Bienert wollte nun keinen klassischen Opernfilm machen, sondern kreierte mit filmischen Mitteln ein eigenständiges Kunstwerk, einen „auf eine Stunde verdichteten musikalischen Opernführer“, wie er sagt. Da er sich ohnehin historisch orientiert, lag es für ihn nahe, zu ästhetischen Mitteln des Stummfilmes zu greifen. Der frühe Film arbeitete schauspielerisch gesehen auch sehr gestisch.
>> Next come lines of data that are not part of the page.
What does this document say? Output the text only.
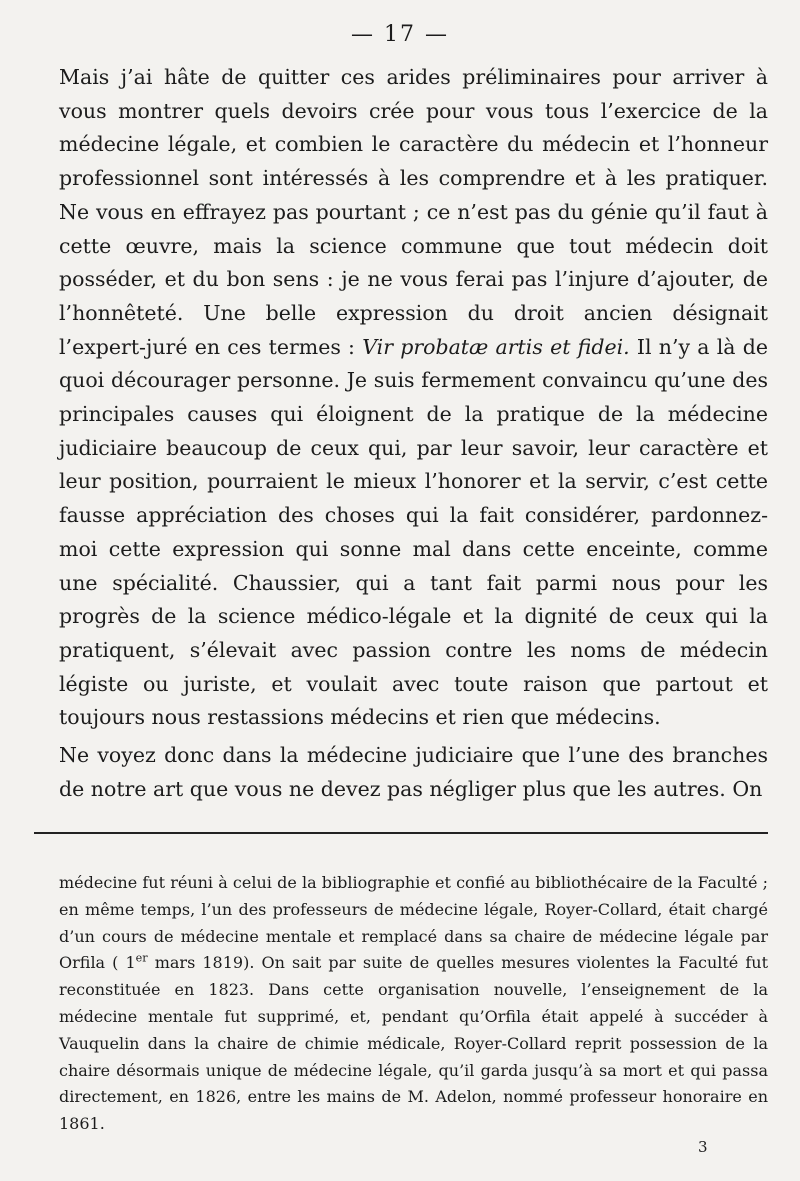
— 17 —

Mais j’ai hâte de quitter ces arides préliminaires pour arriver à vous montrer quels devoirs crée pour vous tous l’exercice de la médecine légale, et combien le caractère du médecin et l’honneur professionnel sont intéressés à les comprendre et à les pratiquer. Ne vous en effrayez pas pourtant ; ce n’est pas du génie qu’il faut à cette œuvre, mais la science commune que tout médecin doit posséder, et du bon sens : je ne vous ferai pas l’injure d’ajouter, de l’honnêteté. Une belle expression du droit ancien désignait l’expert-juré en ces termes : Vir probatæ artis et fidei. Il n’y a là de quoi décourager personne. Je suis fermement convaincu qu’une des principales causes qui éloignent de la pratique de la médecine judiciaire beaucoup de ceux qui, par leur savoir, leur caractère et leur position, pourraient le mieux l’honorer et la servir, c’est cette fausse appréciation des choses qui la fait considérer, pardonnez-moi cette expression qui sonne mal dans cette enceinte, comme une spécialité. Chaussier, qui a tant fait parmi nous pour les progrès de la science médico-légale et la dignité de ceux qui la pratiquent, s’élevait avec passion contre les noms de médecin légiste ou juriste, et voulait avec toute raison que partout et toujours nous restassions médecins et rien que médecins.

Ne voyez donc dans la médecine judiciaire que l’une des branches de notre art que vous ne devez pas négliger plus que les autres. On

médecine fut réuni à celui de la bibliographie et confié au bibliothécaire de la Faculté ; en même temps, l’un des professeurs de médecine légale, Royer-Collard, était chargé d’un cours de médecine mentale et remplacé dans sa chaire de médecine légale par Orfila ( 1er mars 1819). On sait par suite de quelles mesures violentes la Faculté fut reconstituée en 1823. Dans cette organisation nouvelle, l’enseignement de la médecine mentale fut supprimé, et, pendant qu’Orfila était appelé à succéder à Vauquelin dans la chaire de chimie médicale, Royer-Collard reprit possession de la chaire désormais unique de médecine légale, qu’il garda jusqu’à sa mort et qui passa directement, en 1826, entre les mains de M. Adelon, nommé professeur honoraire en 1861.

3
Es entstand ein Schwarzweiß-Film mit schriftlichen Texteinblendungen von „Le Nozze di Figaro“, die Bienert nach der deutschen Übersetzung von Goethes Schwager Vulpius geschrieben hat. Dazu spielt die Pianistin Eliana Morretti am Klavier.
Bienert: „Mich hat keine filmische Dokumentation einer Aufführung interessiert, mit den technisch perfektionierten Mitteln moderner Medien. Ich wollte die Unmittelbarkeit in einige Distanz rücken um den Charakter des Historischen und die zeitliche Entfernung zu wahren“. Es ging ihm mehr um Abstraktion und Verfremdung, denn keine der Komponenten stimmt mit der Aufführung überein: die Sänger singen im Film nicht, es gibt kein Orchester und das Bild, das die Zuschauer bekommen, ist ohne Farbe. „Im Auge des Betrachters werden die einzelnen tragenden Elemente einer dreistündigen Opernaufführung aus analog völlig asynchronen Bestandteilen zusammengesetzt und in eine neue künstlerischen Perspektive eines einstündigen Gesamt-Kunstwerks übertragen“, so Bienert.
Ein klein wenig möchte Bienert mit seinem Werk auch einem anderen, berühmten Opernfilm seine Reverenz erweisen: dem „Rosenkavalier“ von Hugo von Hofmannsthal und Richard Strauss aus dem Jahr 1926.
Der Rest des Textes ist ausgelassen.